Penilaian pemain. Martinez melakukan tugasnya dengan cukup baik, meski sempat terlihat ragu dalam beberapa momen. Bisseck sangat aktif, sedangkan Akanji dan Bastoni jauh kurang meyakinkan. Bek Swiss itu tampil memalukan saat gol penyama sementara milik Monza, sementara pemain Italia tersebut masih belum sepenuhnya menghilangkan kurangnya ketajaman yang sudah terlihat sejak musim lalu. Di lini tengah, sambil menunggu rekrutan “buatan Inggris”, Diouf dan Zielinski menampilkan performa yang sangat bagus, padahal keduanya justru yang paling mungkin tersingkir demi memberi tempat kepada Spence dan Curtis Jones.
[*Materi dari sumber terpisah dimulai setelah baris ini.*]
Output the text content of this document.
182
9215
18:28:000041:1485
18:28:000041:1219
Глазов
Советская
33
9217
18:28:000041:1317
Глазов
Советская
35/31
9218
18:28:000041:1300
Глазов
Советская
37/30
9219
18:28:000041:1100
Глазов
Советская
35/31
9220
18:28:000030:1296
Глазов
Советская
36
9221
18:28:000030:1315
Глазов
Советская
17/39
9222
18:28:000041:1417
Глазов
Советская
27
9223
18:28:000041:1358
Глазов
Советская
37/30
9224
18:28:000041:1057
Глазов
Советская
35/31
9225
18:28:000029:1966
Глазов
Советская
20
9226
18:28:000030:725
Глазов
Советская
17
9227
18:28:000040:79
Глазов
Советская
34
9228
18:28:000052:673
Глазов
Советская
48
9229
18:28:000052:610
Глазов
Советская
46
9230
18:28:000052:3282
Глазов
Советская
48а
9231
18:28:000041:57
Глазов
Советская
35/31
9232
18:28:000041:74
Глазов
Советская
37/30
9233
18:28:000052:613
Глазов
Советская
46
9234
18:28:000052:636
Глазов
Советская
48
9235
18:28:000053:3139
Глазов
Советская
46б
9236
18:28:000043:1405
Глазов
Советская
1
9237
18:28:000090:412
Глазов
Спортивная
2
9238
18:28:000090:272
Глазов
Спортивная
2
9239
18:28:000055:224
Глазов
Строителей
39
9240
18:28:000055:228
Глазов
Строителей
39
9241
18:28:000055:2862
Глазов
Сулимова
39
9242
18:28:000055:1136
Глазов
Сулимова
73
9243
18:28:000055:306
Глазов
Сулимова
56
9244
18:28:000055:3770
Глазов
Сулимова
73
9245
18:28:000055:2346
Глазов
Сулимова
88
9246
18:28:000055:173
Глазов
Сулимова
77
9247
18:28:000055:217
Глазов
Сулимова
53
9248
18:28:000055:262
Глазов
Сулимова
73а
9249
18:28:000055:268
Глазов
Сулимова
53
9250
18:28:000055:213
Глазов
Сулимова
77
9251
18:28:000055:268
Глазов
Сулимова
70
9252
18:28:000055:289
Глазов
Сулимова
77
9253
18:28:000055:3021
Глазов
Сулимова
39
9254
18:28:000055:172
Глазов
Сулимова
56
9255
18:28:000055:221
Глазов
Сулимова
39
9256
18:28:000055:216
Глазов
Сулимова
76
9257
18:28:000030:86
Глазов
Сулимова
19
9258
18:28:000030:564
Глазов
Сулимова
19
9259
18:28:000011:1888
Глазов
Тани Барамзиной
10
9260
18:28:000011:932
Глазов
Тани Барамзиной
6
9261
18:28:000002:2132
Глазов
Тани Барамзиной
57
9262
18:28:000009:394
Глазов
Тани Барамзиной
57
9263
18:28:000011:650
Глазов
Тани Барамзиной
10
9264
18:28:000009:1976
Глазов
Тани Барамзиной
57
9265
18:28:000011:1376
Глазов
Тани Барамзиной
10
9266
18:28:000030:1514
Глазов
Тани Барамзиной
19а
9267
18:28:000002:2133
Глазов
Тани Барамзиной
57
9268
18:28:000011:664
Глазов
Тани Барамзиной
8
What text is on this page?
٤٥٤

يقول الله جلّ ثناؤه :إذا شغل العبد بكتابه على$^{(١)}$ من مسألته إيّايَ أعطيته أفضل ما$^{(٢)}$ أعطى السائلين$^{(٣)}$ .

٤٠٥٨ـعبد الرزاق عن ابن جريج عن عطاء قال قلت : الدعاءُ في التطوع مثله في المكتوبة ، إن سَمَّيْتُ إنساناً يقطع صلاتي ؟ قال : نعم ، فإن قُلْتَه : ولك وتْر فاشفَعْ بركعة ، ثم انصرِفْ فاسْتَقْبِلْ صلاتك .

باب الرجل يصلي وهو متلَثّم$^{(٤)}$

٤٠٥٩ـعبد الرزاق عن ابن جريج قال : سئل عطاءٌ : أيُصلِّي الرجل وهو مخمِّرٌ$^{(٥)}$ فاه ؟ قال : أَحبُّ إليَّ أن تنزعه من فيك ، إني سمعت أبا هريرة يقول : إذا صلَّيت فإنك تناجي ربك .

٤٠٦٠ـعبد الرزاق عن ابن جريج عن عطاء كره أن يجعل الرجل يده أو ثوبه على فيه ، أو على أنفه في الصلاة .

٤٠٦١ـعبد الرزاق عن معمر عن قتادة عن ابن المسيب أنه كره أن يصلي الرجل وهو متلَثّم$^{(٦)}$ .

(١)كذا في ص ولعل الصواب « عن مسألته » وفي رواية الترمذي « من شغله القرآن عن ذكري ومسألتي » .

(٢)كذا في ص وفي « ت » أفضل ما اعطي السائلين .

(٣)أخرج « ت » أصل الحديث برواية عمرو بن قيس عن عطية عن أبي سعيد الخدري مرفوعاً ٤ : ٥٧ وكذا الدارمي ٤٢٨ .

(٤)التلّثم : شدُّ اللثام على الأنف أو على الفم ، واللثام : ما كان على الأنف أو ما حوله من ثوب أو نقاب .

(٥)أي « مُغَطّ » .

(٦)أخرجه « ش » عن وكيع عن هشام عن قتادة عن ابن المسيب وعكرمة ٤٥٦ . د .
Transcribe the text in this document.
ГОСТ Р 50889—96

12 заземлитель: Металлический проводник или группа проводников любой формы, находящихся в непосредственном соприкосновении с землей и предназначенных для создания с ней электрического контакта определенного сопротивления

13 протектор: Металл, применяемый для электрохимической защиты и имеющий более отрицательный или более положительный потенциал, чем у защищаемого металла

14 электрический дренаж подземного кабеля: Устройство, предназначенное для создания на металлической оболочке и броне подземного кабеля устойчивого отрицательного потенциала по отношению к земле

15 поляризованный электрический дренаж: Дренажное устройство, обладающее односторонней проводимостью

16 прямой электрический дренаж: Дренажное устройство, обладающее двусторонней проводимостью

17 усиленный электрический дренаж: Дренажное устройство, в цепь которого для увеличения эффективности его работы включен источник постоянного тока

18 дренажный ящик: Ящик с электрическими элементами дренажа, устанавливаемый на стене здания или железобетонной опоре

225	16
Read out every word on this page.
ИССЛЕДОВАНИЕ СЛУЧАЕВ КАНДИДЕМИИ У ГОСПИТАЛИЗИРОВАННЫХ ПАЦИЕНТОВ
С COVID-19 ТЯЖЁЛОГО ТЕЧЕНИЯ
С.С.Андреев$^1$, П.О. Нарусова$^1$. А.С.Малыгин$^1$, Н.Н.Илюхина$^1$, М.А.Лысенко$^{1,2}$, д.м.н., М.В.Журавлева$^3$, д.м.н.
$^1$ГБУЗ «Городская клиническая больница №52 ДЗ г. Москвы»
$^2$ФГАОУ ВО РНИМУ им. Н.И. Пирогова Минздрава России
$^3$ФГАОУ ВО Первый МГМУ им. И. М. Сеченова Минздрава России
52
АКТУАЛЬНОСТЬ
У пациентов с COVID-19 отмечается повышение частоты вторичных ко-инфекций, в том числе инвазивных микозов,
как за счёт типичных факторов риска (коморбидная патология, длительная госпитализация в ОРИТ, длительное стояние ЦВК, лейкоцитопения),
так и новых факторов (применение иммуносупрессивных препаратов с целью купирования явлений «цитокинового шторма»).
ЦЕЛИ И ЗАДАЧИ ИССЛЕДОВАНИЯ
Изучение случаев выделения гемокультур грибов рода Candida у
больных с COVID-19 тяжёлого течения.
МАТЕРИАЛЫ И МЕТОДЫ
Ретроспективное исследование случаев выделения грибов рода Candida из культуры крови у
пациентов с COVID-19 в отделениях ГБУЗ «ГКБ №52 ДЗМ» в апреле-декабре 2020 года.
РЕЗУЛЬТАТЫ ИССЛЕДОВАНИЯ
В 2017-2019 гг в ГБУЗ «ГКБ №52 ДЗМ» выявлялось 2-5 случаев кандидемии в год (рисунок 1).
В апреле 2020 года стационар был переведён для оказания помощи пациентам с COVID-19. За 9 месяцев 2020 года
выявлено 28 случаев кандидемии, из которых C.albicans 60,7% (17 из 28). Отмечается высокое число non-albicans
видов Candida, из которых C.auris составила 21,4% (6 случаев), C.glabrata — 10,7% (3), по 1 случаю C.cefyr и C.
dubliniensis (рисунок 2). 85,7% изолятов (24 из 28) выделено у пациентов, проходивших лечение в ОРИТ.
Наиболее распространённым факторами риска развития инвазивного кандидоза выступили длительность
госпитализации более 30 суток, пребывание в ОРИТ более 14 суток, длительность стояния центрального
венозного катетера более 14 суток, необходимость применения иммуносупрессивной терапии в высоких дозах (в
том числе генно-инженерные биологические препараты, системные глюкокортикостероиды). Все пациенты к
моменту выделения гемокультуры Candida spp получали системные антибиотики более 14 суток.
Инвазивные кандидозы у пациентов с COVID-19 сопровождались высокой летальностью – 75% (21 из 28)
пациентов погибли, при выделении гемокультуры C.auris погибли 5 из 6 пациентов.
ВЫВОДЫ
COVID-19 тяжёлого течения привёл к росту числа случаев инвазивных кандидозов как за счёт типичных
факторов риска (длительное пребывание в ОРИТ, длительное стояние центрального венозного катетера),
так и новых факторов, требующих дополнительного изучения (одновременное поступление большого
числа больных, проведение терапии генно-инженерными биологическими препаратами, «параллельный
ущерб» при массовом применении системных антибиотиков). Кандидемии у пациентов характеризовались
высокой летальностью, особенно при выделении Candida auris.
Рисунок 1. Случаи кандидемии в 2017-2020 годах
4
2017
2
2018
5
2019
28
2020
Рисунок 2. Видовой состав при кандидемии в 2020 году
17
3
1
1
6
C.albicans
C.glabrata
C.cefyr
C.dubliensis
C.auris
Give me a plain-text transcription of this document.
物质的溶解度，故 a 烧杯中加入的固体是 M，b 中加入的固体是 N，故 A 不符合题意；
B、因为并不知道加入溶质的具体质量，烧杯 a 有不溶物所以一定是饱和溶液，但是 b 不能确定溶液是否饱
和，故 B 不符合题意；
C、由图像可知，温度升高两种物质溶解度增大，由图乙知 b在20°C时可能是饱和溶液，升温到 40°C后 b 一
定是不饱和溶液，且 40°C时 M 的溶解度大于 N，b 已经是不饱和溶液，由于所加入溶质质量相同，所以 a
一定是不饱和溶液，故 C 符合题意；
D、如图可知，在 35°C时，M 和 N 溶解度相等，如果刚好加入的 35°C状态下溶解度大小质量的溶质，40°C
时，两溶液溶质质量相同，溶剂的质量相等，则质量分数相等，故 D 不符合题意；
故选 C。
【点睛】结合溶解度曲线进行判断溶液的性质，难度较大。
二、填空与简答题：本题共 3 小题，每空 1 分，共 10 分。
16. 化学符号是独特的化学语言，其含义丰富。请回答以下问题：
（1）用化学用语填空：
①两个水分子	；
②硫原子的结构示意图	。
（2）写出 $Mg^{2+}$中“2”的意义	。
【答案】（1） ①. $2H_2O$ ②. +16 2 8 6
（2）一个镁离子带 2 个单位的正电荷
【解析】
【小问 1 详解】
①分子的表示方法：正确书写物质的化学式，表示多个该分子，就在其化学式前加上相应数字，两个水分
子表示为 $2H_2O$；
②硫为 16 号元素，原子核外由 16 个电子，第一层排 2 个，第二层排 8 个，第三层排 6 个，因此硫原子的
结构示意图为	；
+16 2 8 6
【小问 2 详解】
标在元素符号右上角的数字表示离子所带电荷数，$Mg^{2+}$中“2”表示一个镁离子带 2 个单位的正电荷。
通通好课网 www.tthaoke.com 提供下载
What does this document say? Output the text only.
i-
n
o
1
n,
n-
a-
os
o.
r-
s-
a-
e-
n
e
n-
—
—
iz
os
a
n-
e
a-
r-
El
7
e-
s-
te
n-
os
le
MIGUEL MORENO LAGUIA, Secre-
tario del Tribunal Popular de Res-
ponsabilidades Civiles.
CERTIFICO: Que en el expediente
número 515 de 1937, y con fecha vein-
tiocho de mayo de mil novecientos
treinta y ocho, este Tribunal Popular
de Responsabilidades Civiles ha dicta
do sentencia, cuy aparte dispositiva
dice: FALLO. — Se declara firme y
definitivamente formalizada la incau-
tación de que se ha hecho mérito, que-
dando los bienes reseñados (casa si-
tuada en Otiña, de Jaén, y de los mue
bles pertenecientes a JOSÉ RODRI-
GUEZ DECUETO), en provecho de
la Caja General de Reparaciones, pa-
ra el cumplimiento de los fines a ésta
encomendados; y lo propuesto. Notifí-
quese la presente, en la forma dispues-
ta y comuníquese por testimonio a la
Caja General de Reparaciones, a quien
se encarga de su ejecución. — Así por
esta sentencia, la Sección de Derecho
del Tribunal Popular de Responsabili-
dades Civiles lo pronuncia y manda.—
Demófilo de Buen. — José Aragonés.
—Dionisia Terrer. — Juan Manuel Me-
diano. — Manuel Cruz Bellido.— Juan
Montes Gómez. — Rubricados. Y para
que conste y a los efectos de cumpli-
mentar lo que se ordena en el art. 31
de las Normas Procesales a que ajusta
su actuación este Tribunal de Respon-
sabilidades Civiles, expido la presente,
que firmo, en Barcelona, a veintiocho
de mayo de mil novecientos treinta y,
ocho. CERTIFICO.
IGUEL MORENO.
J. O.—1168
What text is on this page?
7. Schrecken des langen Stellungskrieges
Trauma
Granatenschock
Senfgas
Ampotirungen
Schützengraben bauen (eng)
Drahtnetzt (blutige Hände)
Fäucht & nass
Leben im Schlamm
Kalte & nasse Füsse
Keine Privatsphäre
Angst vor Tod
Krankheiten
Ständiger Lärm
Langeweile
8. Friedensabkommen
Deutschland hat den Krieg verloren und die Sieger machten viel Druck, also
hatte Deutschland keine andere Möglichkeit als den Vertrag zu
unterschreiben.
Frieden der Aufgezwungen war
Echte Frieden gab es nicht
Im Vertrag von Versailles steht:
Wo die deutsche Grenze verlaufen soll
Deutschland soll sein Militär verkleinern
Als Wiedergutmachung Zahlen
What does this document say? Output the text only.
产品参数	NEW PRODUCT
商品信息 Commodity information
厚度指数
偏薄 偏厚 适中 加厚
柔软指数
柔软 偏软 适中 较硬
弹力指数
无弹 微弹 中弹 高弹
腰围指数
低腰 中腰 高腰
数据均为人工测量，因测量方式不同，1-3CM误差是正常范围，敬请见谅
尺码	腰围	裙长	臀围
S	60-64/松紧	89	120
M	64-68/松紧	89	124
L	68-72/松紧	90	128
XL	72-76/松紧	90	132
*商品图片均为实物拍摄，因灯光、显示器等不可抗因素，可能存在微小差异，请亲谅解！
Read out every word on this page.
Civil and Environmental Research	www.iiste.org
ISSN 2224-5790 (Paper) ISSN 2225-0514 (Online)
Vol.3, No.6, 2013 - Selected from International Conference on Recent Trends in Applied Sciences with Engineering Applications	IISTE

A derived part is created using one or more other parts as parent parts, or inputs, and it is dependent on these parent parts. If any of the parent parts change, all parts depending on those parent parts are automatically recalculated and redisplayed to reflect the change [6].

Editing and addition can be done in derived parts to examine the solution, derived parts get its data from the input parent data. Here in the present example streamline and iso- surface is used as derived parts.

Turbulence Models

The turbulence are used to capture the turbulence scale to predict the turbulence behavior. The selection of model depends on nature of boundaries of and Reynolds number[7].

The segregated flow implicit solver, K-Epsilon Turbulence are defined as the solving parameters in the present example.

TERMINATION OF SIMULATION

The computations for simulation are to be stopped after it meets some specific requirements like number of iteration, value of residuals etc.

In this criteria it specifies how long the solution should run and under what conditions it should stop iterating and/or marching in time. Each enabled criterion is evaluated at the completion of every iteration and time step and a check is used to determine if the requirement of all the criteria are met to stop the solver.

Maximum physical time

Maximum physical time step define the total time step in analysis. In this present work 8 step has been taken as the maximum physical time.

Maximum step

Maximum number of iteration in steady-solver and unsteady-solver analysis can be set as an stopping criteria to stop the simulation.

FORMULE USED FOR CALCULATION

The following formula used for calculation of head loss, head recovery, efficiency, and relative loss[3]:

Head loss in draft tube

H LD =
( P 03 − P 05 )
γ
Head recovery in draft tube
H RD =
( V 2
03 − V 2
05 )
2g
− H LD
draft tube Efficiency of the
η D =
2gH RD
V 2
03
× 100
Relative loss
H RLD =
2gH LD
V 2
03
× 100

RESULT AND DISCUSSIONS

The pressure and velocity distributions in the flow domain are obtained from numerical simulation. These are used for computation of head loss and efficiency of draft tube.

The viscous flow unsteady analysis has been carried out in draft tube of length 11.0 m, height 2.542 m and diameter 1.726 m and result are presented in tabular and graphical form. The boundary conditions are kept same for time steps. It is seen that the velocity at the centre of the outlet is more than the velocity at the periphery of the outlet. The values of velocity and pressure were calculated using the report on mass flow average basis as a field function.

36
Barella dan Dimarco tampil biasa saja, sementara Calhanoglu begitu enak ditonton berkat gol pertama pada musim liga 26/27. Di lini depan, Lautaro makin terlihat seperti seorang “Diez” di belakang Pio. Sebelum pertandingan, Marotta telah menjauhkan dirinya dari Barcelona, dengan asumsi bahwa memang tak pernah ada kontak nyata sejak awal, dan memang tidak ada indikasi ke arah sana. Dalam pertandingan ini, kapten Inter itu juga masih tampak sangat jauh dari kondisi yang layak: hal yang wajar bagi seseorang yang baru kembali dari Piala Dunia. Terakhir, Pio Esposito tampil baik, bahkan sangat baik. Bukan hanya karena golnya. Ia bermain dengan kepribadian, kepercayaan diri, dan kemurahan hati. Di seragam Inter ia mengenakan nomor 94, tetapi untuk Italia ia bisa menjadi nomor 9 entah untuk berapa tahun ke depan.